Dziś promocja, jedyne 1890 zł
Po 3 godzinach wszyscy jesteśmy już zmęczeni. Od siedzenia bolą nas cztery litery. Ale pan Zbyszek kontynuuje. - Dobrze wykonałem swoją pracę? - pyta. - Wszyscy podnosimy ręce w górę i krzyczymy TAAAK. Pan Zbyszek jest zadowolony. - A kto będzie stosował płytkę? - docieka. Odważnych brakuje. - To po co się tyle nagadałem. To był bezpłatny wykład. W lipcu w Bydgoszczy 27 osób zakupiło płytkę, a wy nie chcecie - stwierdza. W końcu z sali pada pytanie. - Ile to kosztuje? - 2600 zł, ale dziś jest promocja - 1890 zł. Można też wziąć na raty. Jak do świniki skarbonki włożycie 4 złote tygodniowo, to wystarczy na miesięczną ratę. Ta płytka działa przez 25 lat - przekonuje pan Zbyszek. W końcu jedno z małżeństw się decyduje, pan Zbyszek mu gratuluje.
Pokaz smarowania
Pozostałym prezentuje cudowne emulsje do skóry i na pajączki na nogach.

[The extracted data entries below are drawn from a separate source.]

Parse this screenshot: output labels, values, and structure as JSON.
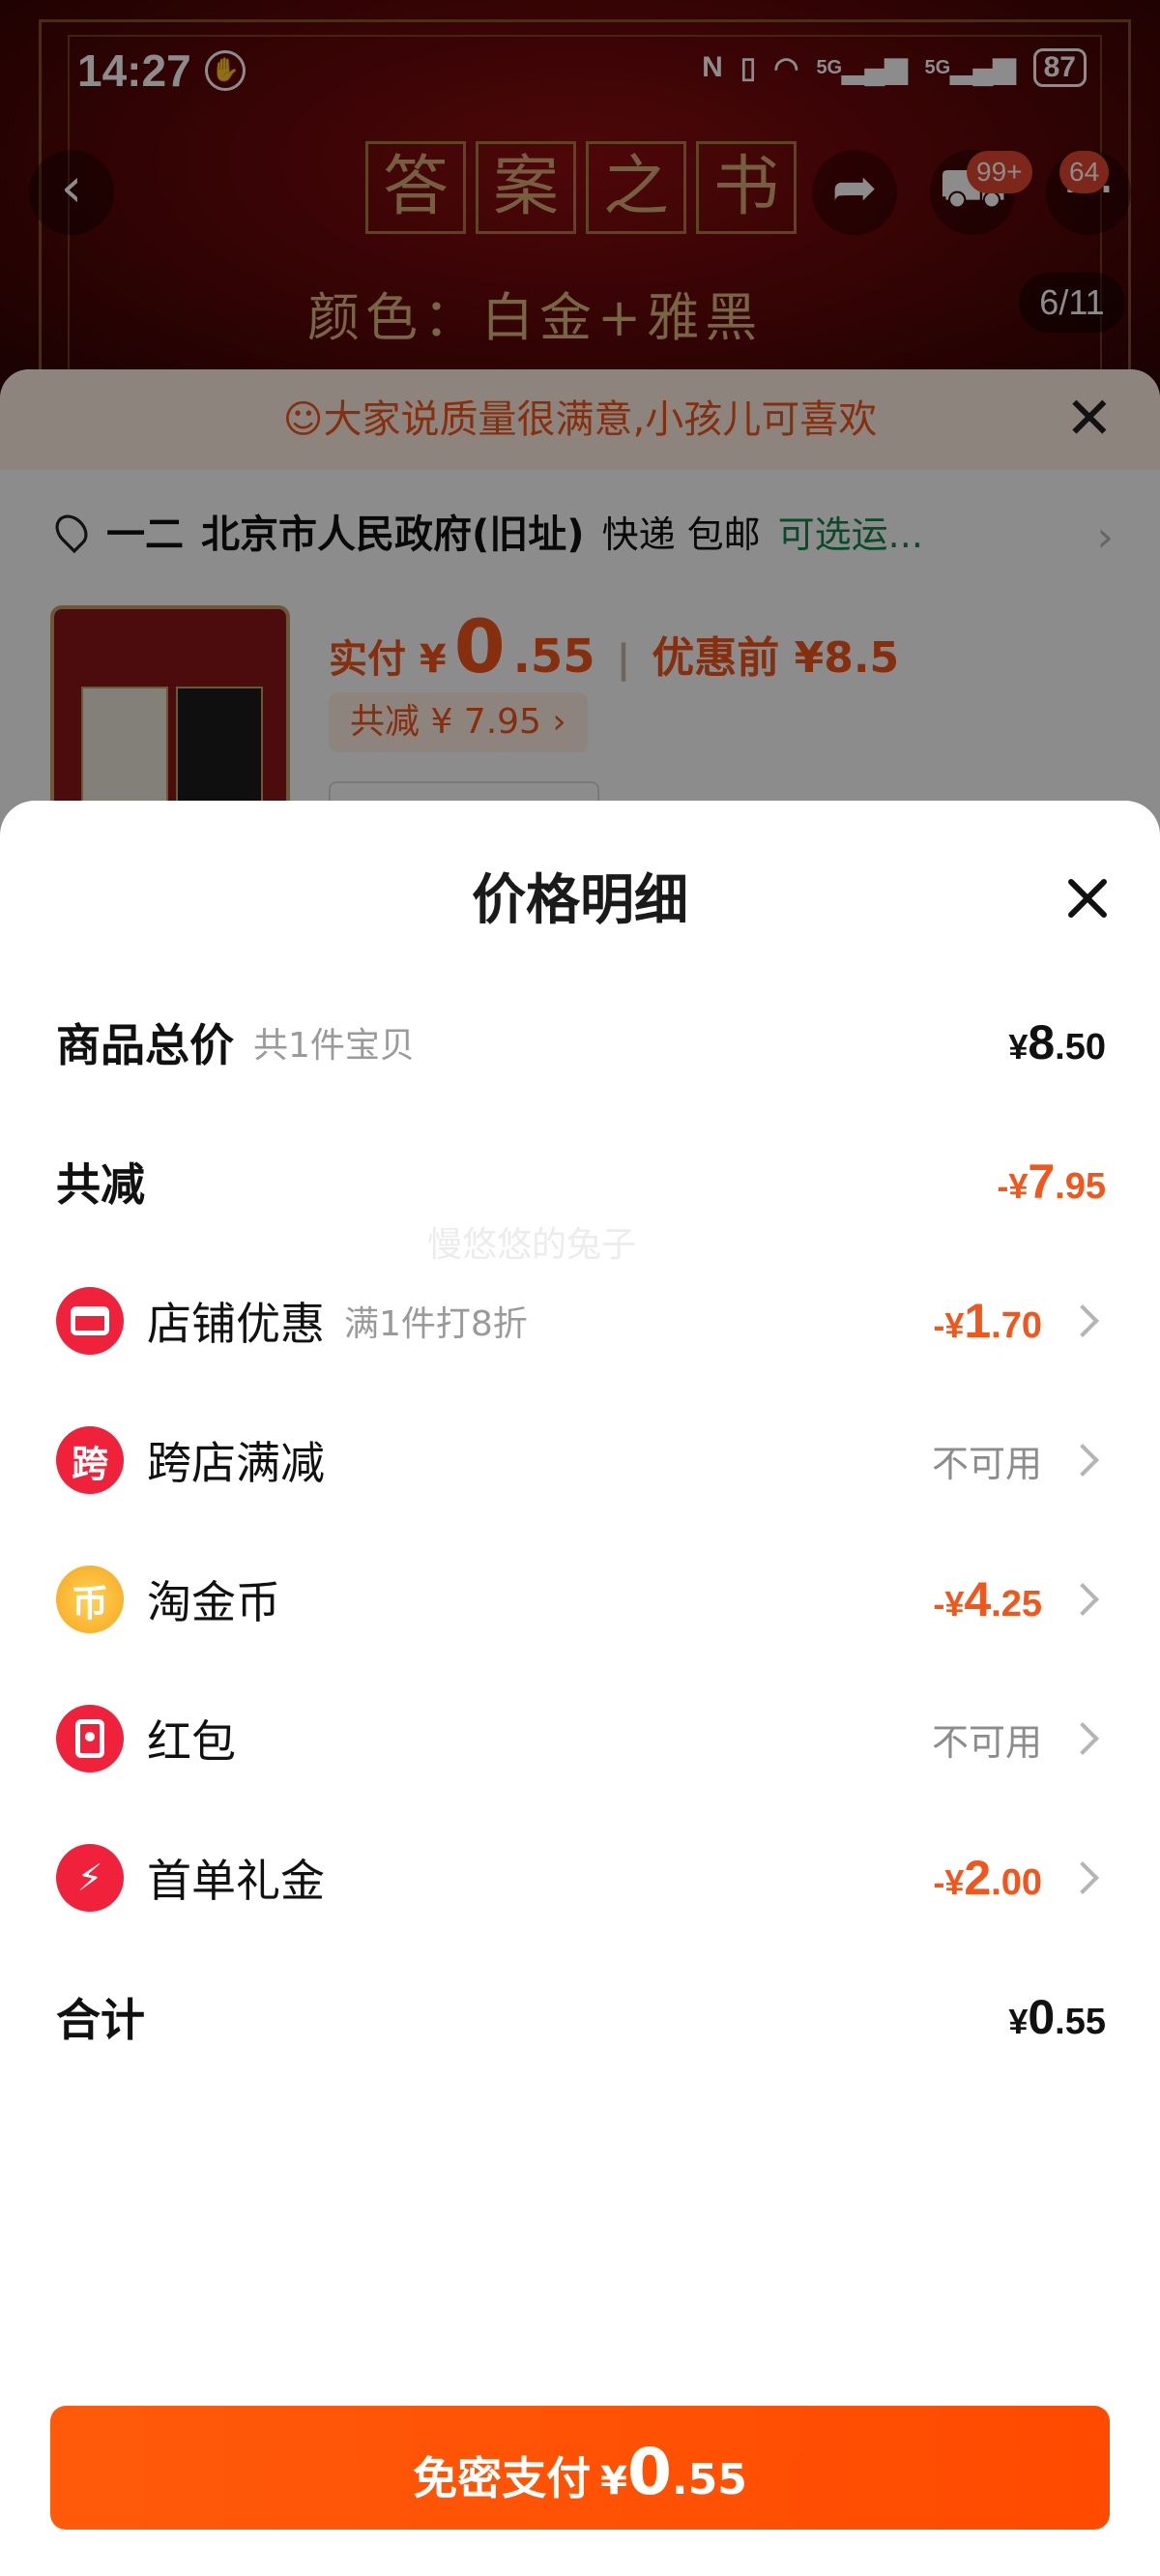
{
  "status_bar": {
    "time": "14:27",
    "signal1": "5G",
    "signal2": "5G",
    "battery": "87"
  },
  "background": {
    "badge_cart": "99+",
    "badge_more": "64",
    "book_title_chars": [
      "答",
      "案",
      "之",
      "书"
    ],
    "color_label": "颜色：白金+雅黑",
    "page_counter": "6/11",
    "banner": "大家说质量很满意,小孩儿可喜欢",
    "address": {
      "name": "一二",
      "location": "北京市人民政府(旧址)",
      "delivery": "快递 包邮",
      "option": "可选运..."
    },
    "price": {
      "label": "实付 ¥",
      "int": "0",
      "dec": ".55",
      "before": "优惠前 ¥8.5",
      "discount": "共减 ¥ 7.95 ›"
    }
  },
  "sheet": {
    "title": "价格明细",
    "watermark": "慢悠悠的兔子",
    "rows": {
      "total": {
        "label": "商品总价",
        "sub": "共1件宝贝",
        "sym": "¥",
        "int": "8",
        "dec": ".50"
      },
      "reduce": {
        "label": "共减",
        "sym": "-¥",
        "int": "7",
        "dec": ".95"
      },
      "shop": {
        "label": "店铺优惠",
        "sub": "满1件打8折",
        "sym": "-¥",
        "int": "1",
        "dec": ".70"
      },
      "cross": {
        "label": "跨店满减",
        "icon_char": "跨",
        "status": "不可用"
      },
      "coin": {
        "label": "淘金币",
        "icon_char": "币",
        "sym": "-¥",
        "int": "4",
        "dec": ".25"
      },
      "redpacket": {
        "label": "红包",
        "status": "不可用"
      },
      "firstorder": {
        "label": "首单礼金",
        "icon_char": "⚡",
        "sym": "-¥",
        "int": "2",
        "dec": ".00"
      },
      "sum": {
        "label": "合计",
        "sym": "¥",
        "int": "0",
        "dec": ".55"
      }
    },
    "pay_button": {
      "label": "免密支付",
      "sym": "¥",
      "int": "0",
      "dec": ".55"
    }
  },
  "colors": {
    "accent": "#f2561b",
    "button": "#ff5000",
    "icon_red": "#f0213a",
    "icon_gold": "#f7a51a"
  }
}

- To czysta chemia biologiczna, preparat z 30 ziół - przekonuje. Tubka za jedyne 20 zł, dziś okazja, bo normalnie kosztuje więcej. Kilka osób kupuje. Pan Zbyszek zbiera pieniądze i przystępuje do pokazu smarowania. Najpierw emulsję wkłada sobie do nosa, potem odrobinę do ust. W końcu masuje czoło i kark. Potem wyjaśnia jak rano i wieczorem wcierać cud na pajączki. Z trudem powstrzymuję się od śmiechu. Ale seniorzy słuchają z zainteresowaniem i proszą, by powtórzył. Na koniec wszyscy w prezencie dostajemy krem do skóry z miodem i mlekiem.
Czekali na prezenty
Pan Zbyszek na pożegnanie opowiada dowcip, potem składa ręce ku górze i mówi: - Niech łaska Boża na was spłynie i osobiście ściska rękę każdemu. Przy wyjściu zagaduję jedną z pań. - Jak tam się podobało? - Jestem zawiedziona - mówi seniorka. - Wyszlibyśmy już wcześniej z mężem, ale mieli rozdawać ciśnieniomierze, zegarki szwajcarskie i nóż szefa kuchni ze stali nierdzewnej. Tak było w zaproszeniu. Tyle się wysiedzieliśmy, a skończyło się na kremie.
Nie warto w to wierzyć
Na jakie dolegliwości płytka ma pomóc?
Seniorów przekonywano, że płytka Energie Master Kraft pomaga, m.in, na schorzenia nowotworowe, bóle kręgosłupa, stawów, osteoporozę, astmę, zaburzenia snu, szumy w uszach, zmniejsza obrzęki i opuchlizny. Pamiętajmy, że gdyby choć część z tego była prawdziwa, jej twórcy mieliby już Nagrodę Nobla.